Now the camera followed a line of white Mercedes limousines, and now a row of men in dark, old-fashioned clothes sitting on wooden chairs. Helena recognized Axmet among them. She was startled for a moment, as though she had spotted him in a Stalin-era ethnographic film.

“Zabet, how is Axmet doing? He didn't seem well when I saw him just now.”

Zabet sucked air between her teeth:
tsstch
. “You know his headache get all the time worse. And he don't eat without throwing up.”

“What does the doctor say?”

“The doctor said he have to stop working, he need resting. But what working?” She offered a palm to the sky.

The camera wobbled around a room full of women, stopping at Alla in her wedding dress. Zabet was fixing the veil on her head, which was surrounded by yellow cartoon birds.

“There,” Zabet said, hitting pause. “There, see?” Handing the baby to Helena, she got up and tapped the screen. “One of my necklace—garnet and pearl. That one is Alla's favorite. Galina, I have to get dinner started. There's a bottle in the fridge for Malina, and Alla will coming home soon. She say 5:30, latest.” She kissed Malina on the cheek and let herself out the back door.

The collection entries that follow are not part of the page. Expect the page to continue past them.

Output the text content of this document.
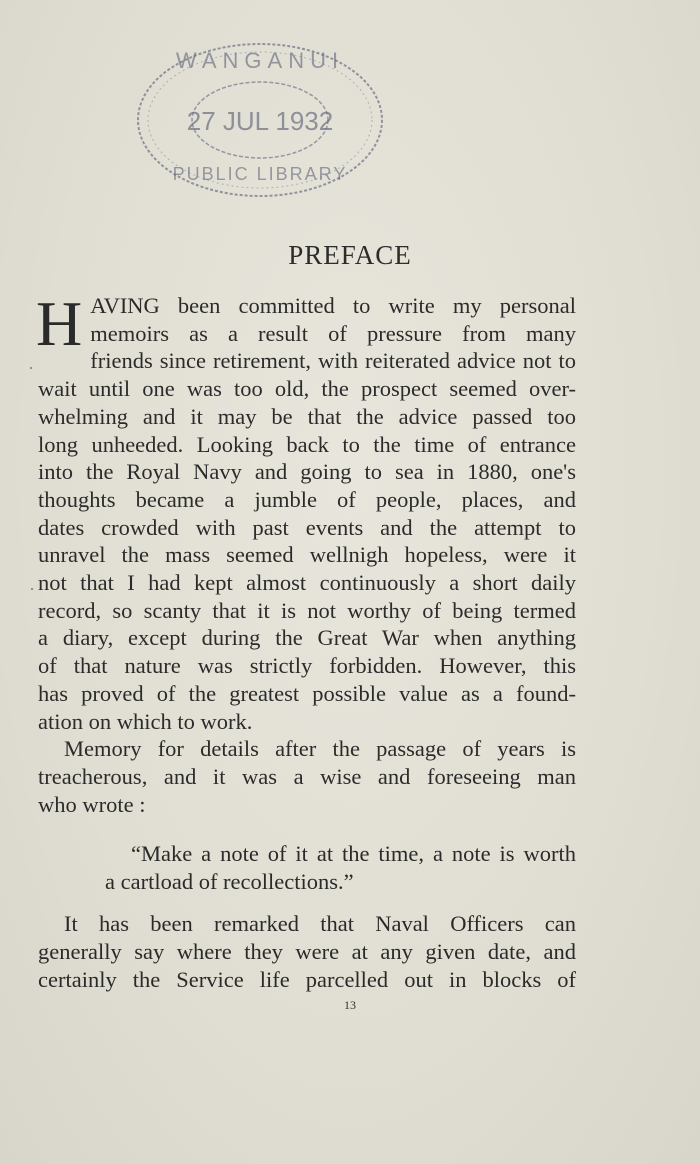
WANGANUI
27 JUL 1932
PUBLIC LIBRARY
PREFACE
H AVING been committed to write my personal
memoirs as a result of pressure from many
friends since retirement, with reiterated advice not to
wait until one was too old, the prospect seemed over-
whelming and it may be that the advice passed too
long unheeded. Looking back to the time of entrance
into the Royal Navy and going to sea in 1880, one's
thoughts became a jumble of people, places, and
dates crowded with past events and the attempt to
unravel the mass seemed wellnigh hopeless, were it
not that I had kept almost continuously a short daily
record, so scanty that it is not worthy of being termed
a diary, except during the Great War when anything
of that nature was strictly forbidden. However, this
has proved of the greatest possible value as a found-
ation on which to work.
Memory for details after the passage of years is
treacherous, and it was a wise and foreseeing man
who wrote :
“Make a note of it at the time, a note is worth
a cartload of recollections.”
It has been remarked that Naval Officers can
generally say where they were at any given date, and
certainly the Service life parcelled out in blocks of
13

Helena carried Malina to the kitchen and put her in her high chair. The baby reached up expectantly with her starfish hand, and Helena gave her a spoon—something for her to bang on her tray.

“Buh,” said Malina.

“Buh,” answered Helena.

“Buh BAH.”

Helena was thinking about Alla's wedding dress, its scoop neck and princess sleeves. She wondered if Alla wore her head–scarf and abaya in Grozny.

The front door slammed, then the bedroom door. Helena picked up the baby. She found Alla in the bedroom, dumping her suitcases out on the floor. The recent illness had made her face narrower, and Helena was struck by how different she looked from the girl in the video. She pushed her sleeves back and clawed through the pile. She still had on the thin black rubber bracelets she'd worn in high school—a dozen on each wrist.